Seeking the Lost
An intriguing video appeared on social media recently entitled, “Last of his tribe, Brazil releases a video of the ‘lonely man.’ The short video contains shaky, handheld footage of a single man cutting down wood in a forest with a narrator whispering in a combination of fear and awe. The accompanying article tells the story of this man who wanders his tribe’s area of the Brazilian jungle, cutting wood, killing game, and sleeping in a little shack. He is the lone survivor of a group of people who have been slowly wiped out over the years. Apparently, the Brazilian government does not allow anyone to interfere with him. Like the Starship Enterprise’s mandate regarding the discovery of life on other planets, they feel it is immoral to interrupt his little paradigm of the universe. The article and video, the existence of a man so isolated and yet now so well-known around the globe is frankly a little creepy and sad.
It’s creepy because the journalist and the government seem to pride themselves on leaving the man alone, even while they spy on him. It’s sad because of the obvious: he’s alone!
I’m not saying that we should civilize him, introduce him to western culture, and give him an iPhone. Maybe he’s better off without our so-called ‘civilization.’ But doesn’t he need a hug? A conversation? A helping hand? Doesn’t he deserve to know that someone cares, let alone that God cares, that Christ died and rose for him? Doesn’t he deserve to know like the rest of us that sins are forgiven and the grave is not the end?
“All the lonely people, where do they all come from?” the Beatles sing in their well-known song, “Eleanor Rigby.” We might not have any lost Amazon tribes hidden from us in our overly civilized and connected society, but we have plenty of lonely people. Not far from your doors is a woman who screwed up her life so bad, her family and friends left her to herself. Not far from your church building is a boy who has been abused by the world, feels confused about his sexuality, and doesn’t think anyone would understand. In our schools and workplaces, at Walmart and the doctor’s offices, lonely people are going about their day. They live hidden behind their sins, shame, and past. They assume that this life is all there is before we all turn to worm food. They don’t know anyone cares for them, let alone that the God of the universe loves them.
Loneliness was the first effect of sin’s entrance into our world. Full of fear and shame, Adam and Eve scurried into the darkness away from God. Yet they also hid from one another - covering themselves with clothing. They no longer knew what the other was thinking or wanting. They no longer trusted that the other had their best interest in mind. They were still together yet they were light years apart.

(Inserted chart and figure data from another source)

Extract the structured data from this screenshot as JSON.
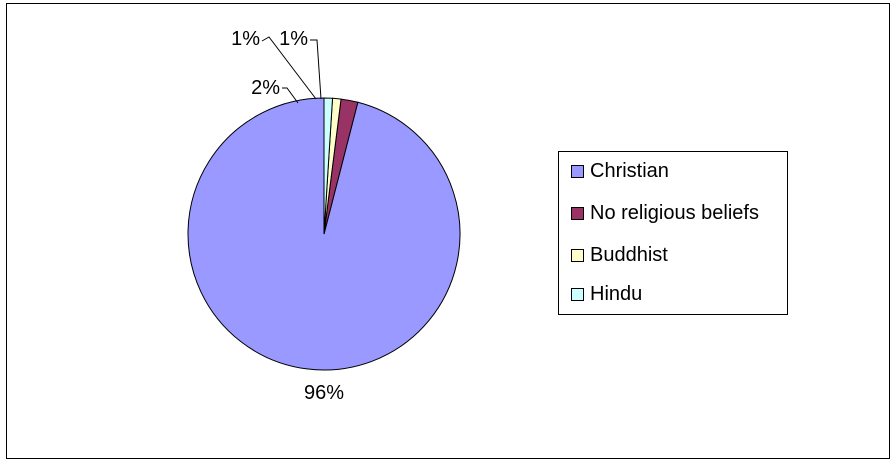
{
  "chart_data": {
    "type": "pie",
    "categories": [
      "Christian",
      "No religious beliefs",
      "Buddhist",
      "Hindu"
    ],
    "values": [
      96,
      2,
      1,
      1
    ],
    "labels": [
      "96%",
      "2%",
      "1%",
      "1%"
    ],
    "colors": [
      "#9999ff",
      "#993366",
      "#ffffcc",
      "#ccffff"
    ],
    "legend_position": "right"
  }
}
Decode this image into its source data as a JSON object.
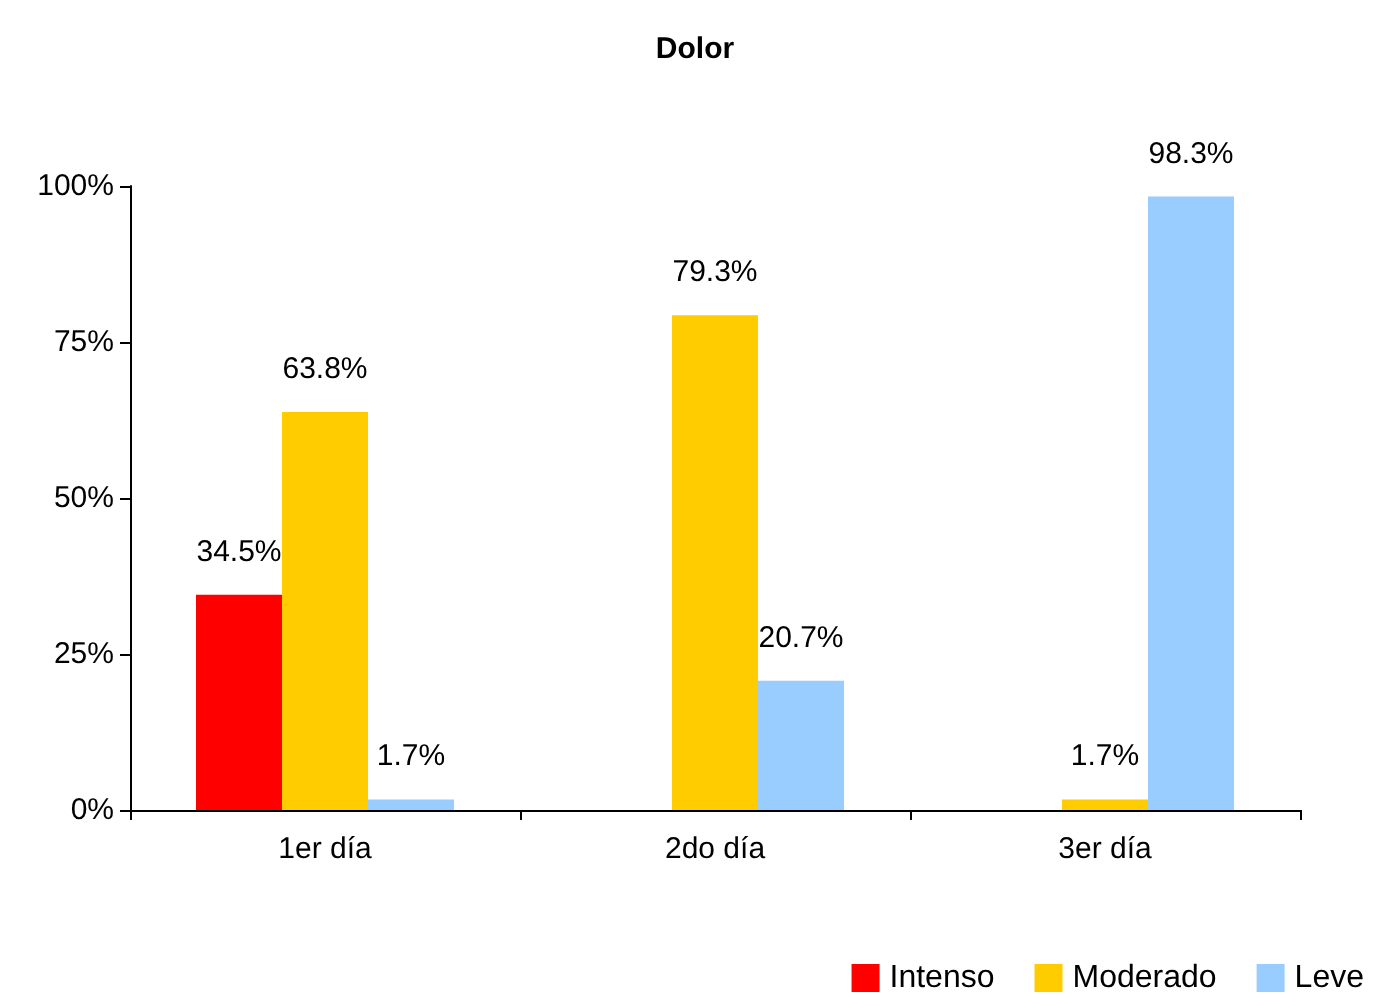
{
  "chart_data": {
    "type": "bar",
    "title": "Dolor",
    "categories": [
      "1er día",
      "2do día",
      "3er día"
    ],
    "series": [
      {
        "name": "Intenso",
        "color": "#ff0000",
        "values": [
          34.5,
          null,
          null
        ],
        "value_labels": [
          "34.5%",
          null,
          null
        ]
      },
      {
        "name": "Moderado",
        "color": "#ffcc00",
        "values": [
          63.8,
          79.3,
          1.7
        ],
        "value_labels": [
          "63.8%",
          "79.3%",
          "1.7%"
        ]
      },
      {
        "name": "Leve",
        "color": "#99ccff",
        "values": [
          1.7,
          20.7,
          98.3
        ],
        "value_labels": [
          "1.7%",
          "20.7%",
          "98.3%"
        ]
      }
    ],
    "ylim": [
      0,
      100
    ],
    "yticks": [
      {
        "value": 0,
        "label": "0%"
      },
      {
        "value": 25,
        "label": "25%"
      },
      {
        "value": 50,
        "label": "50%"
      },
      {
        "value": 75,
        "label": "75%"
      },
      {
        "value": 100,
        "label": "100%"
      }
    ],
    "grid": false,
    "legend": "bottom right"
  }
}
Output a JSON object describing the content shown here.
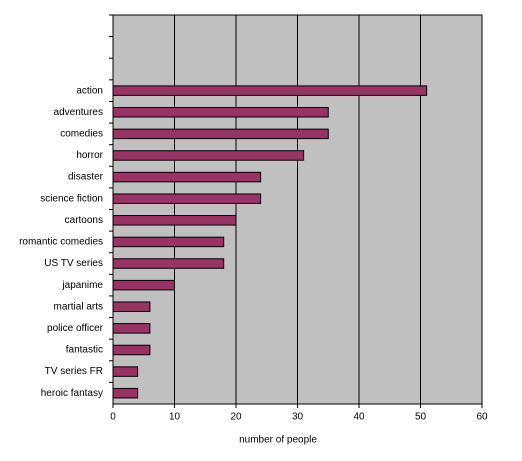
{
  "chart_data": {
    "type": "bar",
    "orientation": "horizontal",
    "x_label": "number of people",
    "categories": [
      null,
      null,
      null,
      "action",
      "adventures",
      "comedies",
      "horror",
      "disaster",
      "science fiction",
      "cartoons",
      "romantic comedies",
      "US TV series",
      "japanime",
      "martial arts",
      "police officer",
      "fantastic",
      "TV series FR",
      "heroic fantasy"
    ],
    "values": [
      null,
      null,
      null,
      51,
      35,
      35,
      31,
      24,
      24,
      20,
      18,
      18,
      10,
      6,
      6,
      6,
      4,
      4
    ],
    "color": "#993366",
    "xlim": [
      0,
      60
    ],
    "xticks": [
      0,
      10,
      20,
      30,
      40,
      50,
      60
    ],
    "grid": true
  }
}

Our esteemed rugged individualism doesn’t help things either. “Live and let live” we proudly cry as if that is a type of compassion. We tend to treat struggling people around us like the disciples in the desert who told Jesus to send the hungry crowd away, into the villages to find food. When it comes to the lonely, we are content to wipe our hands of any responsibility. Worse, we don’t mind being voyeurs of their sad situation! Like the Amazon man, lonely people in our midst make for good entertainment in our gossip circles.
There are lonely people all around us who don’t know anything about the free forgiveness in Jesus. They don’t know about a man who rose from the dead. They don’t know about a God who didn’t leave Adam and Eve alone in their sin, shame and guilt. Instead, He chased after them as they hid saying, ‘Where are you?” Then He clothed them and promised a Son who would save them so that they would never spend eternity alone.
How ironic that the obedient Son who was one with the Father cried out, “Why have you forsaken me?” from the cross. Why indeed? The only obedient son is shunned so that the disobedient one may return. Why? Because God loves sinners. He doesn’t leave them alone. One might say that He is annoying like that! We often want to be alone much to our detriment.
The Son who let Himself hang alone for all our sins promises to leave the 99 to find just the one!
Maybe lonely people are sitting right next to you in your church. Don’t assume they want to be alone. Though the devil loves to separate us, reach out, serve them, embrace them. Don’t assume they ‘know’ the Good News of Jesus. Maybe they need to hear it again.
May the Good Shepherd, Jesus, continue to seek the lost, leave the 99 to find the one lonely sheep. Thank God He found me after all, and you!